October figures show steady growth

The last report on home prices in 2013 is a reinforcement that the housing recovery is here to stay.

Home prices rose 13.6 percent in October across the nation, the highest gain in seven years, according to the Standard & Poor’s/Case-Shiller index released Tuesday morning. That was in line with analysts’ expectations and a continuation of the double-digit growth that housing values have enjoyed over the year.

Cities that posted the highest rate of growth compared with 2012 included Las Vegas (27 percent), San Francisco (24.6 percent) and Los Angeles (22.1 percent). Washington area home values were 7.4 percent higher than a year earlier.

Historically low mortgage rates spurred buyers to flock to the market in 2013, but they were met by an inventory crunch.
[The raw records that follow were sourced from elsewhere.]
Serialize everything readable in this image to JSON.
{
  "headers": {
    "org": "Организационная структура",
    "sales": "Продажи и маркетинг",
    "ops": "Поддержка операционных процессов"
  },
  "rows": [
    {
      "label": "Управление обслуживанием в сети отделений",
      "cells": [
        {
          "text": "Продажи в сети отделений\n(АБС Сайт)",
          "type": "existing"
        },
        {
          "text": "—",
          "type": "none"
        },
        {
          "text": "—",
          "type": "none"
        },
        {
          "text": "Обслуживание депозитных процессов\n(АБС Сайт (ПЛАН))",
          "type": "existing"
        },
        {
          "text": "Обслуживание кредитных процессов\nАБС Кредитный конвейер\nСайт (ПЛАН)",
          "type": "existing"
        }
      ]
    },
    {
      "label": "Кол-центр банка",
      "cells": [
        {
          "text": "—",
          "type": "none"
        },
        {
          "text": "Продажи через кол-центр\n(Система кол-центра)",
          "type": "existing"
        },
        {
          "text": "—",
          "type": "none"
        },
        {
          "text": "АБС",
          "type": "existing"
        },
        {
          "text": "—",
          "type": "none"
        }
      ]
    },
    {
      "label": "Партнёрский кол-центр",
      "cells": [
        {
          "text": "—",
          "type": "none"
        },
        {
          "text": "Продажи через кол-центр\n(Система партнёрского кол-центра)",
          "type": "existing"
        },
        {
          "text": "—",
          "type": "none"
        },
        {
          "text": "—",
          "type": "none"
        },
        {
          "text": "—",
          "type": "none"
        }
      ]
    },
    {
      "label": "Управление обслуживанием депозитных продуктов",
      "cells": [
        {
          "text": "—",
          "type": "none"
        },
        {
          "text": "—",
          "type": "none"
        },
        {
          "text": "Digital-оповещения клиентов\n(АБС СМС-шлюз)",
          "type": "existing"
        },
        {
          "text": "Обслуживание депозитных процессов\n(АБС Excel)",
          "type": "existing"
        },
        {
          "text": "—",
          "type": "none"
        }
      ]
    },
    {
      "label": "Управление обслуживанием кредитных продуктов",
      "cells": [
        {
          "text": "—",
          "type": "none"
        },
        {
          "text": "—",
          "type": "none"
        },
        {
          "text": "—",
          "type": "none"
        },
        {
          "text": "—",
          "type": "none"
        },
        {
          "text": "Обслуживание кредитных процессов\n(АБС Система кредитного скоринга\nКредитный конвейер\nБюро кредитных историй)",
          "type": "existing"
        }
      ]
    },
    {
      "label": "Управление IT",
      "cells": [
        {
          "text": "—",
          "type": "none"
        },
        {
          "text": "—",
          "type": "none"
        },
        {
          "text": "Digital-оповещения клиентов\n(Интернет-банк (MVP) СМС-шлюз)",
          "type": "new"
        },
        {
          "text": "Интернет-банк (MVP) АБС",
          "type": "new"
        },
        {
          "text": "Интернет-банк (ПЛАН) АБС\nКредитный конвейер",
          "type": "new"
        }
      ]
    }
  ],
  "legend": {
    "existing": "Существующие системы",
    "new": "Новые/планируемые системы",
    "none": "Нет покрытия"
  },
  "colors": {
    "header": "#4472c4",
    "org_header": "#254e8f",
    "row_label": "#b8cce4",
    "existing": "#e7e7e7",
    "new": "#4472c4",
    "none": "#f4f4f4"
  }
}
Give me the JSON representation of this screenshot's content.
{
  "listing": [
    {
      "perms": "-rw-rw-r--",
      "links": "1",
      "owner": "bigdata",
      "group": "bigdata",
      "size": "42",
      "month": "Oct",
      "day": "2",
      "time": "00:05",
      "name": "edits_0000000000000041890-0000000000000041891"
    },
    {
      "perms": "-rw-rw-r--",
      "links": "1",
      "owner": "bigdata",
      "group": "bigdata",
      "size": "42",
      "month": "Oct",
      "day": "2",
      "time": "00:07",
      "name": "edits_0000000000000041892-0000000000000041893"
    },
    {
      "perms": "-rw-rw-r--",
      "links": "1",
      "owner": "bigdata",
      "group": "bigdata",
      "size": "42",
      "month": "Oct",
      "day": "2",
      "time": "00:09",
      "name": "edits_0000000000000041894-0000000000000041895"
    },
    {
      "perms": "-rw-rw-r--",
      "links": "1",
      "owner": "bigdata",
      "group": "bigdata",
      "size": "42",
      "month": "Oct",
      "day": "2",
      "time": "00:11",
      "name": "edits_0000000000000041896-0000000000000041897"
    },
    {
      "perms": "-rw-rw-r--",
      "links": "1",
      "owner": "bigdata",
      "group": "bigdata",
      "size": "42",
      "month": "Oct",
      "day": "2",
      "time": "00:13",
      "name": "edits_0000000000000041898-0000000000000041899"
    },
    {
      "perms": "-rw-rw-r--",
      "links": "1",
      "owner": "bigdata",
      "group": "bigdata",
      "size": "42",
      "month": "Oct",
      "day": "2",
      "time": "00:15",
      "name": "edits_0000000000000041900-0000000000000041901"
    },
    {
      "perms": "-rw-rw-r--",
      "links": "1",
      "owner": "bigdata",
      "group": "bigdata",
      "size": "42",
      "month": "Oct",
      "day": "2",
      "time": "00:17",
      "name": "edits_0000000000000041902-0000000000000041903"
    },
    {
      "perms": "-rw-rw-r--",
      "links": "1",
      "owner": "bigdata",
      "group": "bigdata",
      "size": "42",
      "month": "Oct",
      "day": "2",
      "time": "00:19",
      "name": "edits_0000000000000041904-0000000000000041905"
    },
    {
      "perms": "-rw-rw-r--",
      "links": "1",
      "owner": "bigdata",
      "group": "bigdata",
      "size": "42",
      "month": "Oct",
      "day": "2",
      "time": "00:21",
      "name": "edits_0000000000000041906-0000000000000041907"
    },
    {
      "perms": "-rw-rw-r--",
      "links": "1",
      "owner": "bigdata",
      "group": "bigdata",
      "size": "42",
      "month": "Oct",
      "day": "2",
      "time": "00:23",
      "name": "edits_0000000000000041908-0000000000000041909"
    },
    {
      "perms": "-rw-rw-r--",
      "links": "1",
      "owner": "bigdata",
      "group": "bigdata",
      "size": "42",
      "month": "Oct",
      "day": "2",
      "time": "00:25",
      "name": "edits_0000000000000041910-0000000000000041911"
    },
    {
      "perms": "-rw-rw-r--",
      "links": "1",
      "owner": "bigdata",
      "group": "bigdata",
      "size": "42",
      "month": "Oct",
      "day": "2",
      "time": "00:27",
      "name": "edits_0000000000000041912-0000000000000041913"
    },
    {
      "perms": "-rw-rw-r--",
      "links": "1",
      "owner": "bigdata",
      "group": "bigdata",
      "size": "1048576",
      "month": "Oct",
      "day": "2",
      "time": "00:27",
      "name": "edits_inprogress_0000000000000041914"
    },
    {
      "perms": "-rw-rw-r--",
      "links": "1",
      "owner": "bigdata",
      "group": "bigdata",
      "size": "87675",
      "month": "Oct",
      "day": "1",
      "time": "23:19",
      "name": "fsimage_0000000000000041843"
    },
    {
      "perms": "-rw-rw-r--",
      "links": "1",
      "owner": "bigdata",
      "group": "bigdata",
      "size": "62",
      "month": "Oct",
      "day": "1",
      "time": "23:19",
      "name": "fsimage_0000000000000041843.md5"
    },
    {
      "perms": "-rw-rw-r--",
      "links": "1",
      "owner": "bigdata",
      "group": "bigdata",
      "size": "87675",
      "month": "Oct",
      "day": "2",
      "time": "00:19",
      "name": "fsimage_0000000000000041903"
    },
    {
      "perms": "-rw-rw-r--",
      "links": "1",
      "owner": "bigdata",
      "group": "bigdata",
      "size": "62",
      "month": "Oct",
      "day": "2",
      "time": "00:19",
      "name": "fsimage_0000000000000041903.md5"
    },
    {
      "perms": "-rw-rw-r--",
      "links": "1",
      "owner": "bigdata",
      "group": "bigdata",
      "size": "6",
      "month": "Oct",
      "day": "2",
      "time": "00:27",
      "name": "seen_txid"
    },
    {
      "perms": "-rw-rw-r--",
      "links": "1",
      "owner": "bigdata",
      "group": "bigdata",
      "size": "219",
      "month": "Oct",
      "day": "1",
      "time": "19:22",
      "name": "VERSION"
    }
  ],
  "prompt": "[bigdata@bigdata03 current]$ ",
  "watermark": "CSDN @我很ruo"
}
This combination of pent-up demand and limited new construction pushed home prices higher all year.

The housing market was a driver of growth in the economic recovery through most of 2013. Rising home prices have lifted some of the hardest-hit regions out of the depths of the financial crisis, and economists expect more gains in 2014, although at a slower pace.

“Housing appears to be on a positive track as we turn the corner,” Lindsey Piegza, chief economist at the investment-banking and brokerage firm Sterne, Agee & Leach, wrote in a research note. “Going forward, job creation and income growth will further propel new homebuyers into the market place for 2014.”

On a monthly basis, prices rose at a slightly slower pace than September, by 0.2 percent.

— Amrita Jayakumar

Index: Consumer confidence improves

Consumer confidence jumped in December on a better outlook for hiring and overall growth, supporting other signs that show the economy could accelerate in 2014.

The Conference Board said Tuesday that its index of consumer confidence rose to 78.1 in December from 72 in the previous month. November’s figure was revised up from 70.4.

Consumer confidence is nearly back to where it was before the partial government shutdown in October. Steady job gains and a surging stock market have made Americans more optimistic about the economy and hiring both now and in the next six months.

“The upbeat consumer mood bodes well for spending in 2014,” said Michael Dolega, senior economist at TD Economics.

Optimism about the job market is at a five-year high. That is a positive sign for a strong December jobs report, which will be released next week.

A better job market could also drive more consumer spending, which accounts for 70 percent of economic activity.

A last-minute surge of online shopping helped boost overall holiday spending, according to MasterCard Advisors’ SpendingPulse report. Sales from Nov. 1 through Dec. 24 rose 3.5 percent compared with the previous year, the firm said last week.